To date, to the best of our knowledge, no study has compared the diagnostic performance of commercially available RT‐PCR kits for pooled sample testing; although there are few studies that have evaluated pool testing efficacy using a single RT‐PCR kit. In a study on evaluation of RT‐PCR for pool testing using the Seegene Allplex 2019 nCoV assay, the authors pooled up to 32 samples and reported that the kit could detect all positive samples and concluded that using standard protocols sample pooling can be applied immediately in current clinical testing laboratories. In another study on pool sample testing, the authors performed pool testing using a Real Star SARS‐CoV‐2 RT‐PCR Kit (Altona Diagnostics) and suggested that pooling of up to 30 samples per pool can increase test capacity with existing equipment and test kits and detects positive samples with sufficient diagnostic accuracy.

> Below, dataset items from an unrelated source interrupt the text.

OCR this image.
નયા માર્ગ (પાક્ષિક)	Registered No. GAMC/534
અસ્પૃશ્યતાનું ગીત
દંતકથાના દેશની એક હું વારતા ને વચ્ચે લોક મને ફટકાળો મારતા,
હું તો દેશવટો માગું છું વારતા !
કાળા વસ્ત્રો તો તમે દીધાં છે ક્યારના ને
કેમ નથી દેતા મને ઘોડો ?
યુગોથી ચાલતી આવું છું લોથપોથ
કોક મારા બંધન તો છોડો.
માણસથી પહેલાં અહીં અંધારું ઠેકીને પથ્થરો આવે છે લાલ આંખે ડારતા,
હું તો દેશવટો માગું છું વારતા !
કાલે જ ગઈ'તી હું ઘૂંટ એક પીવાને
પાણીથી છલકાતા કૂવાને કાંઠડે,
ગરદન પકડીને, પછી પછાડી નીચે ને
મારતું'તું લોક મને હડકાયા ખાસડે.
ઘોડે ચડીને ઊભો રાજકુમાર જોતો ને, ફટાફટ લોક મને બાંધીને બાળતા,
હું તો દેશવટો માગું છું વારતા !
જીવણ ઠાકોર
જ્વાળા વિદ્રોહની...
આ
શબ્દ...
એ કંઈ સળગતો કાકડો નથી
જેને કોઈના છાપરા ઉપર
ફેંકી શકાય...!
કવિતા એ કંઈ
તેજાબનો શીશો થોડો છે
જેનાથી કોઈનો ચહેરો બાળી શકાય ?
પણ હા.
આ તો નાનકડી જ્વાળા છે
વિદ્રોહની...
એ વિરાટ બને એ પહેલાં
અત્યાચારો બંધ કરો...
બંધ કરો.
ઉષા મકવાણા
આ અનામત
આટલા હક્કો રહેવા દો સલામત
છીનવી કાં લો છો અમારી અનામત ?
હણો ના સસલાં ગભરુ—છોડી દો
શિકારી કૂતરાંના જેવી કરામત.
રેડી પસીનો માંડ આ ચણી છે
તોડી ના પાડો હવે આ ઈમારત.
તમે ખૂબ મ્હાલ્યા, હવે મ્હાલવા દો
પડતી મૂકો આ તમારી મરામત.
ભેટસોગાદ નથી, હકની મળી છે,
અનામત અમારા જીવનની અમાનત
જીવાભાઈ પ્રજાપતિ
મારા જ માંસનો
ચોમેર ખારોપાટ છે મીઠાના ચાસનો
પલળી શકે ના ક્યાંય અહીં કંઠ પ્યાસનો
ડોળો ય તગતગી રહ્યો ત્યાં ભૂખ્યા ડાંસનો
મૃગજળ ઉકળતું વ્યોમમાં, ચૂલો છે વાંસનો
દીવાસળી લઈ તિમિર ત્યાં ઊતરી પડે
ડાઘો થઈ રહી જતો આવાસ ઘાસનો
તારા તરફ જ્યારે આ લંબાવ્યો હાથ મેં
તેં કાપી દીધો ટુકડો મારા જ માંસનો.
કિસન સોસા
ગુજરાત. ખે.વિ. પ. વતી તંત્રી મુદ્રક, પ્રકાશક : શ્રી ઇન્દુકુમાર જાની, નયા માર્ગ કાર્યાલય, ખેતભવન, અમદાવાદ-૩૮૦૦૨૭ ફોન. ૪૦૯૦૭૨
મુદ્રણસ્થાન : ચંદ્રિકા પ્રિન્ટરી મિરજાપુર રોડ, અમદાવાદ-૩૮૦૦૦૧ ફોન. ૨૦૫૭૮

This study results show higher analytical sensitivities, specificity, and accuracy of the TRUPCR SARS‐CoV‐2 Kit, TaqPath RT‐PCR COVID‐19 Kit, Allplex 2019‐nCOV Assay, and Real‐time Fluorescent RT‐PCR kit for detecting SARS CoV‐2 (BGI) assays when compared to the FOSUN COVID‐19 RT‐PCR detection kit, LabGun COVID‐19 RT‐PCR Kit and Patho detect COVID‐19 qualitative PCR kit assays. The C t value of samples that could not be detected by three RT‐PCR was more than 37. The Lab Gun kit and Fosun kit could detect all samples with a good sigmoid graph at high C t value but were interpreted as negative as per manufacturer recommendations. Thus, in pooled samples, RT‐PCR graphs should be analyzed for sigmoid curve even beyond the manufacturer‐recommended cut‐off threshold, and in case of the appearance of any graph, the RT‐PCR should be repeated with deconvoluted samples. Further unpublished data from our centre suggest that less then <2% of our RT‐PCR‐positive samples had C t value > 37, and by following the above‐mentioned precautions, we picked the maximum possible positive cases.

We conclude that all seven commercially available RT‐PCR kits included in this study can be used for the molecular diagnosis of COVID‐19. When performing pool sample testing, it might be advisable to use those kits that performed best regarding positive identification in the samples pool that is the TRUPCR SARS‐CoV‐2 Kit, TaqPath RT‐PCR COVID‐19 Kit, Allplex 2019‐nCOV Assay, and Real‐time Fluorescent RT‐PCR kit for detecting SARS CoV‐2 (BGI).

CONFLICT OF INTERESTS

The authors declare that there are no conflict of interests.

AUTHOR CONTRIBUTIONS

Atul Garg designed the study, Ujjala Ghoshal prepared and edited the manuscript, Sangram S. Patel, D.V. Singh, and Akshay K. Arya performed the molecular lab work and Shruthi Vasanth performed data analysis.